Kierunek kurachowski
Wróg naciera również tutaj, przeprowadzając zmasowane szturmy i używając artylerii. Walki toczą się także w samym mieście, zwłaszcza w strefie przemysłowej. Elektrociepłownia Kurakhowska pozostaje jednym z najważniejszych celów obrony.
"Ogólnie rzecz biorąc, rosjanie posuwają się naprzód, zarówno na północnej, jak i południowej flance. Są też postępy w samym Kurachowie. Nikt nie ma złudzeń, że może zdarzyć się jakiś cud. Ale sposób, w jaki dowództwo wykorzystuje tę sytuację, a mianowicie zmuszając rosyjskich okupantów do maksymalizacji zasobów ludzkich, wskazuje, że spowolnienie rosjan będzie kontynuowane" - powiedział obserwator wojskowy Oleksandr Kovalenko.

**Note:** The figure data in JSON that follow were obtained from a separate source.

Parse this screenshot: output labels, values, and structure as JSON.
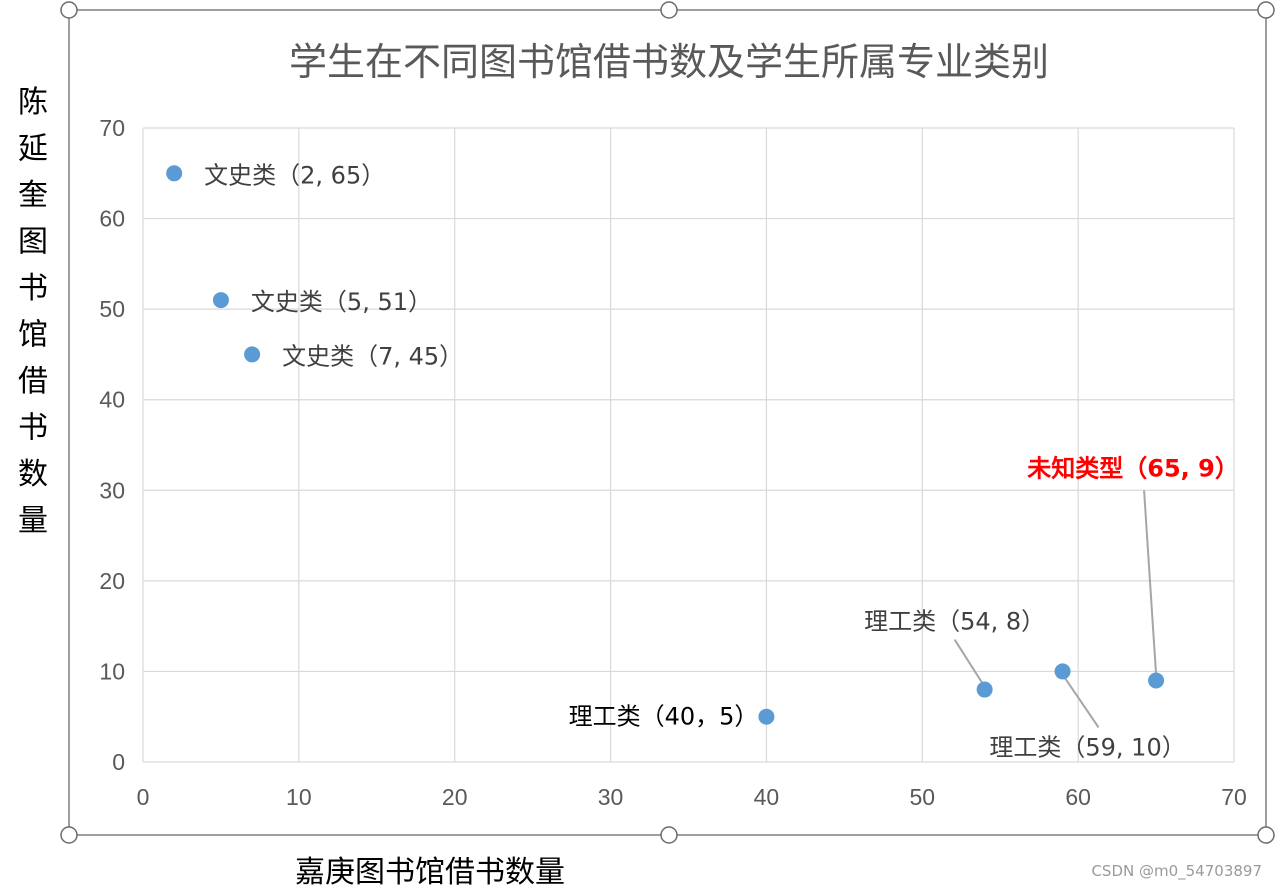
{
  "chart_data": {
    "type": "scatter",
    "title": "学生在不同图书馆借书数及学生所属专业类别",
    "xlabel": "嘉庚图书馆借书数量",
    "ylabel": "陈延奎图书馆借书数量",
    "xlim": [
      0,
      70
    ],
    "ylim": [
      0,
      70
    ],
    "x_ticks": [
      "0",
      "10",
      "20",
      "30",
      "40",
      "50",
      "60",
      "70"
    ],
    "y_ticks": [
      "0",
      "10",
      "20",
      "30",
      "40",
      "50",
      "60",
      "70"
    ],
    "grid": true,
    "series": [
      {
        "points": [
          {
            "x": 2,
            "y": 65
          },
          {
            "x": 5,
            "y": 51
          },
          {
            "x": 7,
            "y": 45
          },
          {
            "x": 40,
            "y": 5
          },
          {
            "x": 54,
            "y": 8
          },
          {
            "x": 59,
            "y": 10
          },
          {
            "x": 65,
            "y": 9
          }
        ]
      }
    ],
    "annotations": [
      {
        "text": "文史类（2, 65）",
        "x": 2,
        "y": 65
      },
      {
        "text": "文史类（5, 51）",
        "x": 5,
        "y": 51
      },
      {
        "text": "文史类（7, 45）",
        "x": 7,
        "y": 45
      },
      {
        "text": "理工类（40，5）",
        "x": 40,
        "y": 5
      },
      {
        "text": "理工类（54, 8）",
        "x": 54,
        "y": 8
      },
      {
        "text": "理工类（59, 10）",
        "x": 59,
        "y": 10
      },
      {
        "text": "未知类型（65, 9）",
        "x": 65,
        "y": 9
      }
    ]
  },
  "colors": {
    "point": "#5B9BD5",
    "grid": "#D9D9D9",
    "axis_text": "#595959",
    "title": "#595959",
    "highlight": "#FF0000",
    "leader": "#A6A6A6",
    "frame": "#7F7F7F"
  },
  "watermark": "CSDN @m0_54703897"
}
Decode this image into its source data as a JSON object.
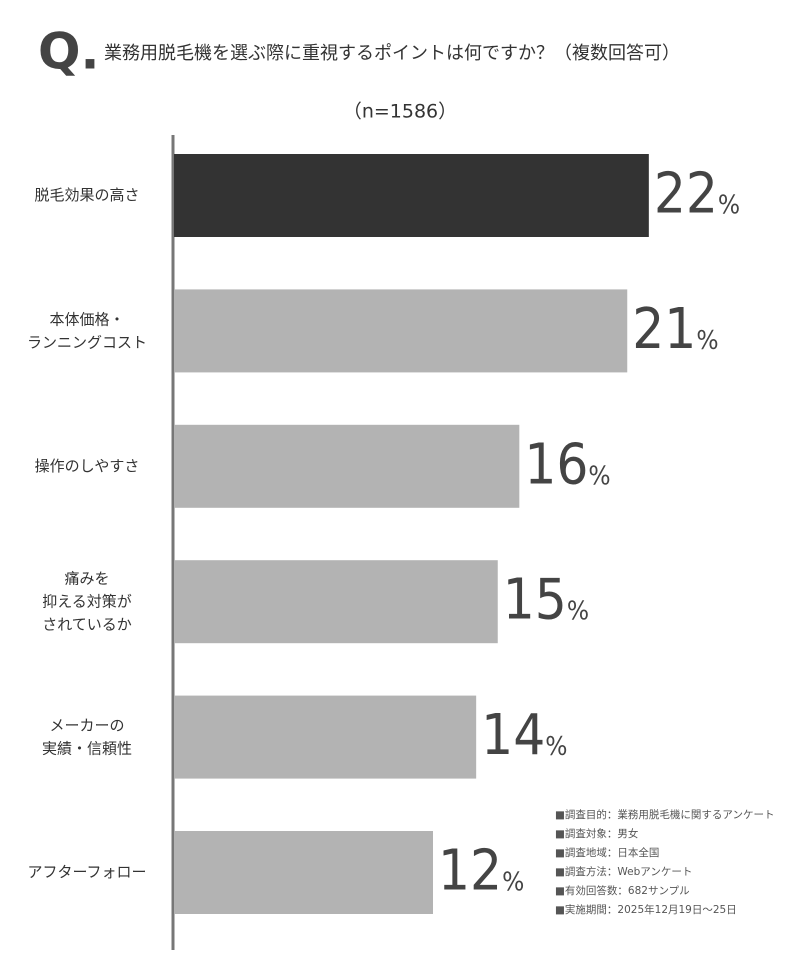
{
  "chart_data": {
    "type": "hbar",
    "title_prefix": "Q.",
    "title": "業務用脱毛機を選ぶ際に重視するポイントは何ですか？（複数回答可）",
    "subtitle": "（n=1586）",
    "categories": [
      "脱毛効果の高さ",
      "本体価格・\nランニングコスト",
      "操作のしやすさ",
      "痛みを\n抑える対策が\nされているか",
      "メーカーの\n実績・信頼性",
      "アフターフォロー"
    ],
    "values": [
      22,
      21,
      16,
      15,
      14,
      12
    ],
    "value_labels": [
      "22%",
      "21%",
      "16%",
      "15%",
      "14%",
      "12%"
    ],
    "colors": [
      "#333333",
      "#b3b3b3",
      "#b3b3b3",
      "#b3b3b3",
      "#b3b3b3",
      "#b3b3b3"
    ],
    "xlim": [
      0,
      24
    ],
    "notes": [
      "■調査目的：業務用脱毛機に関するアンケート",
      "■調査対象：男女",
      "■調査地域：日本全国",
      "■調査方法：Webアンケート",
      "■有効回答数：682サンプル",
      "■実施期間：2025年12月19日～25日"
    ]
  }
}
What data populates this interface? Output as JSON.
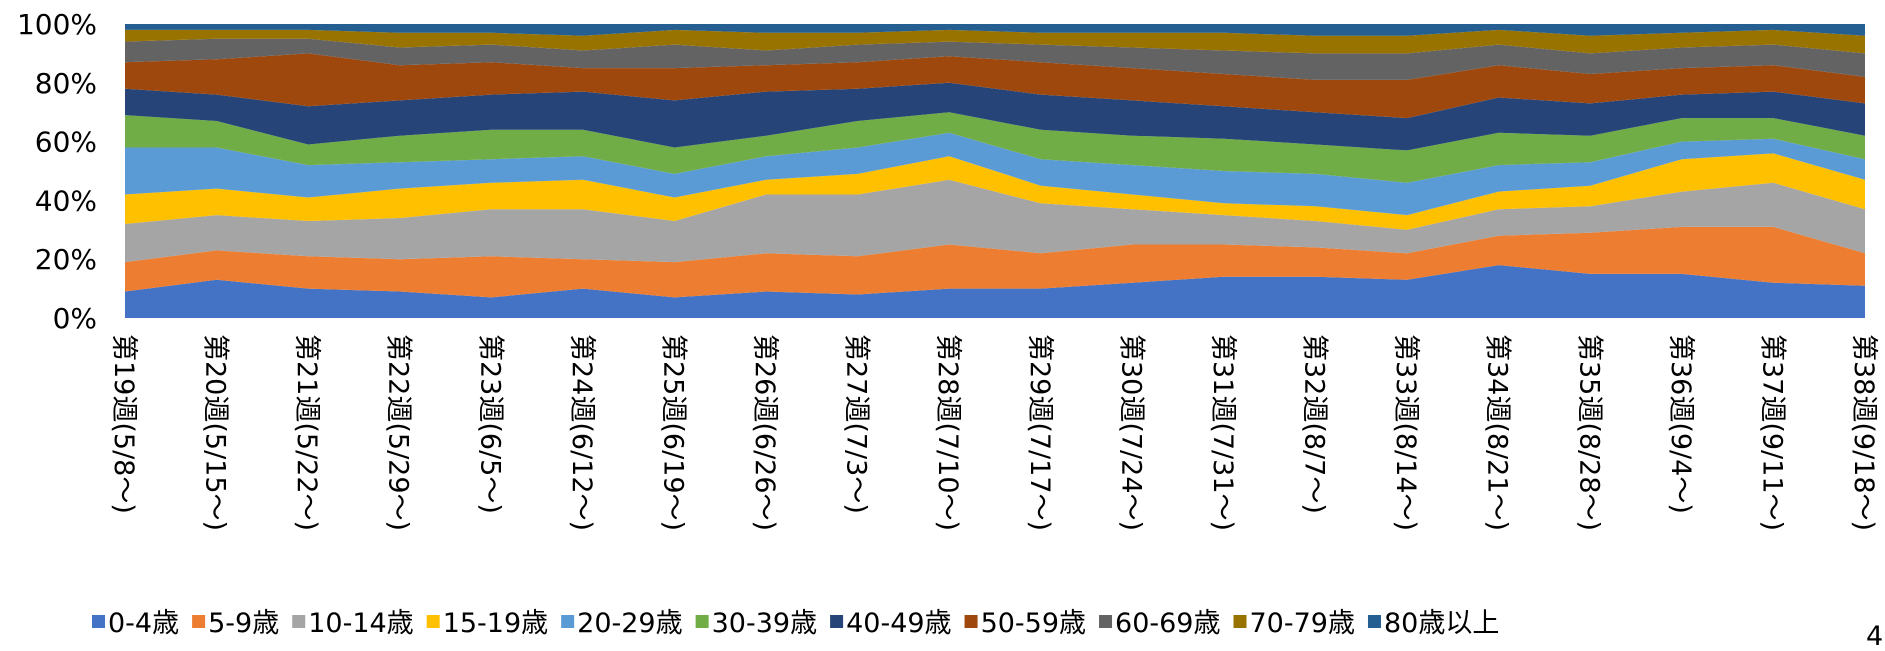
{
  "chart_data": {
    "type": "area",
    "stacked": "percent",
    "title": "",
    "xlabel": "",
    "ylabel": "",
    "ylim": [
      0,
      100
    ],
    "y_ticks": [
      "0%",
      "20%",
      "40%",
      "60%",
      "80%",
      "100%"
    ],
    "grid": false,
    "legend": "bottom",
    "categories": [
      "第19週(5/8～)",
      "第20週(5/15～)",
      "第21週(5/22～)",
      "第22週(5/29～)",
      "第23週(6/5～)",
      "第24週(6/12～)",
      "第25週(6/19～)",
      "第26週(6/26～)",
      "第27週(7/3～)",
      "第28週(7/10～)",
      "第29週(7/17～)",
      "第30週(7/24～)",
      "第31週(7/31～)",
      "第32週(8/7～)",
      "第33週(8/14～)",
      "第34週(8/21～)",
      "第35週(8/28～)",
      "第36週(9/4～)",
      "第37週(9/11～)",
      "第38週(9/18～)"
    ],
    "series": [
      {
        "name": "0-4歳",
        "color": "#4472C4",
        "values": [
          9,
          13,
          10,
          9,
          7,
          10,
          7,
          9,
          8,
          10,
          10,
          12,
          14,
          14,
          13,
          18,
          15,
          15,
          12,
          11
        ]
      },
      {
        "name": "5-9歳",
        "color": "#ED7D31",
        "values": [
          10,
          10,
          11,
          11,
          14,
          10,
          12,
          13,
          13,
          15,
          12,
          13,
          11,
          10,
          9,
          10,
          14,
          16,
          19,
          11
        ]
      },
      {
        "name": "10-14歳",
        "color": "#A5A5A5",
        "values": [
          13,
          12,
          12,
          14,
          16,
          17,
          14,
          20,
          21,
          22,
          17,
          12,
          10,
          9,
          8,
          9,
          9,
          12,
          15,
          15
        ]
      },
      {
        "name": "15-19歳",
        "color": "#FFC000",
        "values": [
          10,
          9,
          8,
          10,
          9,
          10,
          8,
          5,
          7,
          8,
          6,
          5,
          4,
          5,
          5,
          6,
          7,
          11,
          10,
          10
        ]
      },
      {
        "name": "20-29歳",
        "color": "#5B9BD5",
        "values": [
          16,
          14,
          11,
          9,
          8,
          8,
          8,
          8,
          9,
          8,
          9,
          10,
          11,
          11,
          11,
          9,
          8,
          6,
          5,
          7
        ]
      },
      {
        "name": "30-39歳",
        "color": "#70AD47",
        "values": [
          11,
          9,
          7,
          9,
          10,
          9,
          9,
          7,
          9,
          7,
          10,
          10,
          11,
          10,
          11,
          11,
          9,
          8,
          7,
          8
        ]
      },
      {
        "name": "40-49歳",
        "color": "#264478",
        "values": [
          9,
          9,
          13,
          12,
          12,
          13,
          16,
          15,
          11,
          10,
          12,
          12,
          11,
          11,
          11,
          12,
          11,
          8,
          9,
          11
        ]
      },
      {
        "name": "50-59歳",
        "color": "#9E480E",
        "values": [
          9,
          12,
          18,
          12,
          11,
          8,
          11,
          9,
          9,
          9,
          11,
          11,
          11,
          11,
          13,
          11,
          10,
          9,
          9,
          9
        ]
      },
      {
        "name": "60-69歳",
        "color": "#636363",
        "values": [
          7,
          7,
          5,
          6,
          6,
          6,
          8,
          5,
          6,
          5,
          6,
          7,
          8,
          9,
          9,
          7,
          7,
          7,
          7,
          8
        ]
      },
      {
        "name": "70-79歳",
        "color": "#997300",
        "values": [
          4,
          3,
          3,
          5,
          4,
          5,
          5,
          6,
          4,
          4,
          4,
          5,
          6,
          6,
          6,
          5,
          6,
          5,
          5,
          6
        ]
      },
      {
        "name": "80歳以上",
        "color": "#255E91",
        "values": [
          2,
          2,
          2,
          3,
          3,
          4,
          2,
          3,
          3,
          2,
          3,
          3,
          3,
          4,
          4,
          2,
          4,
          3,
          2,
          4
        ]
      }
    ]
  },
  "page_number": "4"
}
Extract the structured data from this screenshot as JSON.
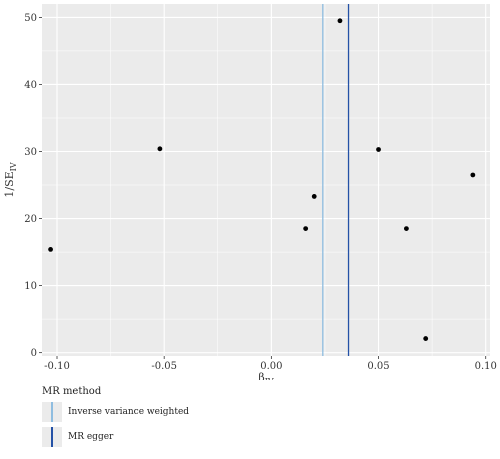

Ogólnie rzecz biorąc, w sektorze kurachowskim rosjanie starają się wyrównać linię frontu. Da im to możliwość przegrupowania i wycofania jednostek w celu odzyskania sił, a następnie skoncentrowania ich do dalszej ofensywy w tym obszarze frontu, a także w sektorze pokrowskim.
Straty wroga
Oświadczenia ukraińskiego dowództwa, że wróg wyczerpuje swoje rezerwy we wszystkich gorących punktach frontu, są potwierdzane przez zachodnich analityków. Wszystkie zgłoszone liczby ofiar zostały przeanalizowane przez amerykański Instytut Badań nad Wojną (ISW).
Tak więc, według brytyjskiego Ministerstwa Obrony, powołującego się na Sztab Generalny Sił Zbrojnych Ukrainy, średnie straty rosyjskie osiągnęły nowy historyczny poziom 1523 ofiar dziennie w listopadzie 2024 roku. Łączne straty okupantów w tym miesiącu wyniosły 45 690. W rezultacie był to piąty miesiąc z rzędu, w którym straty najeźdźców nadal rosły.
ISW dostarczyło również danych geolokalizacyjnych na temat przemieszczania się wojsk rosyjskich. Tak więc w listopadzie posuwali się naprzód w tempie około 27,96 kilometrów kwadratowych dziennie i zajęli 839 kilometrów kwadratowych w Ukrainie i obwodzie kurskim (rosja).
Tak więc, według analityków ISW, rosjanie stracili około 125 800 osób podczas ofensywy we wrześniu, październiku i listopadzie 2024 r. w zamian za 2 356 kilometrów kwadratowych okupowanej ziemi (lub około 53 zgonów na 1 kilometr kwadratowy okupowanego terytorium Ukrainy).